In their most sophisticated attack, militants used divers to blow up an underwater section of the pipeline in the Atlantic a year ago. Defying militant death threats, Shell flew in underwater engineers who took seven months to get the pipeline operational.
Two days later, the militants bombed it again. Shell Nigeria lost $3bn during the seven months of repairs, Africa Confidential newsletter estimated at the time. “Nigeria wants Royal Dutch Shell to reopen a major export pipeline in the Niger Delta but the oil major wants better protection first, to avoid having it blown up yet again,” SBM Intelligence said, quoting unidentified officials and industry sources.
Lowest rate of production
Shell Nigeria said only that one of its priorities is to secure the pipeline, while indicating it is still working to contain leaks. “Our focus on the Forcados leaks is on containment, spill recovery and securing the line,” spokesman Precious Okolobo told The Associated Press on Saturday.
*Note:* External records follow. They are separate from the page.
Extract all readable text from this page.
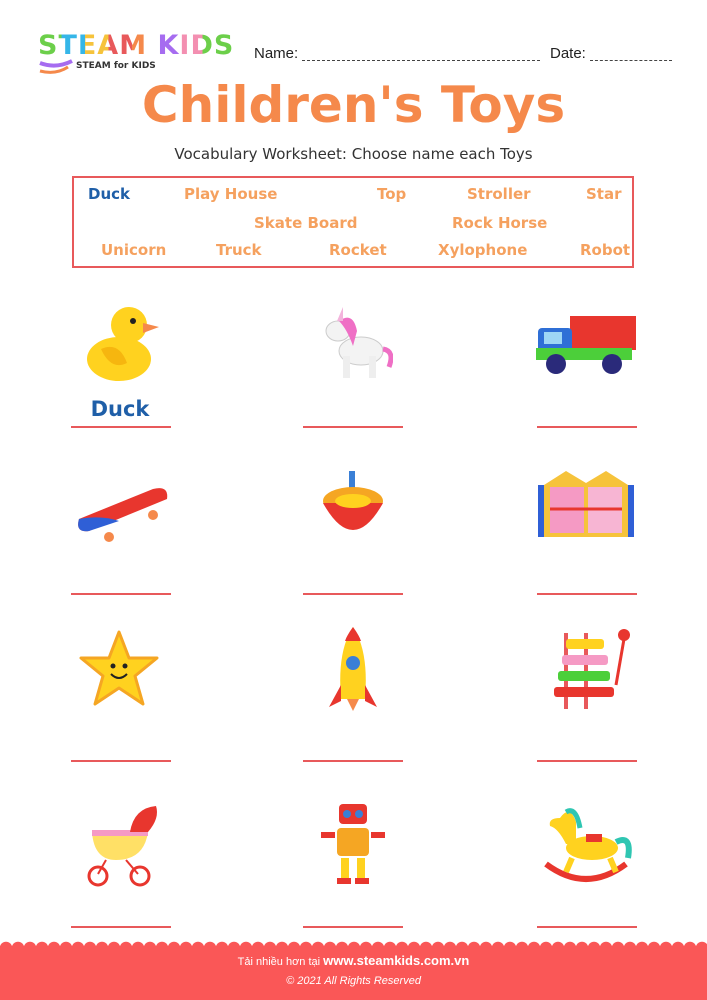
STEAM KIDS
STEAM for KIDS
Name:	Date:
Children's Toys
Vocabulary Worksheet: Choose name each Toys
Duck	Play House	Top	Stroller	Star
Skate Board	Rock Horse
Unicorn	Truck	Rocket	Xylophone	Robot
Duck
Tải nhiều hơn tại www.steamkids.com.vn
© 2021 All Rights Reserved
Petroleum Minister Ibe Kachikwu announced last month that Nigeria, one of Africa’s top oil producers, lost between $50bn and $100bn in oil revenues because of militant attacks last year. At the worst point, he said, production was cut to 1.2 million barrels a day — a loss of 1 million barrels a day and the lowest rate of production in 30 years.
The Forcados terminal handles nearly one-quarter of Nigeria’s exports. So experts are puzzled by the state oil company’s declaration this week that production has risen to 2.1 million barrels a day — near optimal production of 2.2 million. “Nigeria has given differing figures for its oil output in recent weeks … without giving an explanation,” said SBM Intelligence, quoting figures between 1.7 million to 2.2 million barrels a day.
With Nigeria confronting its worst recession in 25 years, “We certainly hope the figures are true,” the analysts said. Oil militants say careless production in the southern Niger Delta has brought nothing but misery, with pollution from oil spills destroying farmlands, fishing grounds and millions of livelihoods.